The Huskies held Butler to 3-for-8 shooting over the last five minutes of the half and were fortunate to take a 41-38 lead into the break after allowing the Bulldogs to shoot 53.8% from the field.
“The message at halftime was just keep going, keep trying to gut out this win,” Reed said. “Just being able to lock in defensively, knowing that we weren’t on top of our game at the defensive end. And as soon as we locked in on that side, it changed the whole game.”

Butler center Drayton Jones finished with 15 points on 6-for-6 from the field, though the Huskies held the Big East’s leading scorer, Finley Bizjack, to just five points for the game. They also kept the league’s leading rebounder, Michael Ajayi, to just five boards.

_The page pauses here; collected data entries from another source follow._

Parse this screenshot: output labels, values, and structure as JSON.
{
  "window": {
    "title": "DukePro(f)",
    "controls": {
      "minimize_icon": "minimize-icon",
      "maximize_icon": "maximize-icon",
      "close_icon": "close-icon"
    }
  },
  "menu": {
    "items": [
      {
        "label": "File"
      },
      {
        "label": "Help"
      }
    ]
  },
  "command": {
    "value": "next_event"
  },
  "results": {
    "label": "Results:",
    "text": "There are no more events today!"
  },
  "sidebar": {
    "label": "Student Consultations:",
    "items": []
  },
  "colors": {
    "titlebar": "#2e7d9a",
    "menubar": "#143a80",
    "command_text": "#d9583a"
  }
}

UConn started to create some separation with a pair of early triples from Ball out of the break, building the lead up to eight. It stayed there as the teams went back-and-forth over the next five minutes, but the difference started to shrink as Jones, Ajayi and the Bulldogs challenged the interior and made it a two-point game with seven minutes remaining.
But the Huskies, not foreign to the situation, answered with a 10-0 run as Ball hit his sixth 3-pointer of the night, Reed and Alex Karaban (six points, 3-for-6) finished inside and Demary capped it off with a triple of his own.
“I felt good, my teammates always are always uplifting me,” Ball said. “I just had it going, people just kept finding me, so credit to my teammates.”
“That’s gonna do a lot for his confidence,” Hurley pointed out.
For Demary, the mission was to keep operations as smooth as possible in the second half after his nine turnovers contributed to the loss at Madison Square Garden. The Huskies only turned the ball over once after the break, when he was on the bench.
“Coach was just on me about being better with the ball, making smarter decisions and just changing my cadences when guys are guarding me, just mixing it up on them and not giving them the same thing every time,” he said. “I just had to respond from last week, that was unacceptable.”
UConn finished the game with 22 assists on 30 made shots, connecting at a 50.8% clip from the field and going 13-for-31 (41.9%) from 3-point range.
“When you go into an environment like this, you kind of just are grateful to be there. Going into Hinkle Fieldhouse, it’s a historic environment, historic gym, it’s a lot of history in this building, a lot of great people who played here,” Ball said. “So it was just embracing the environment and embracing the moment.”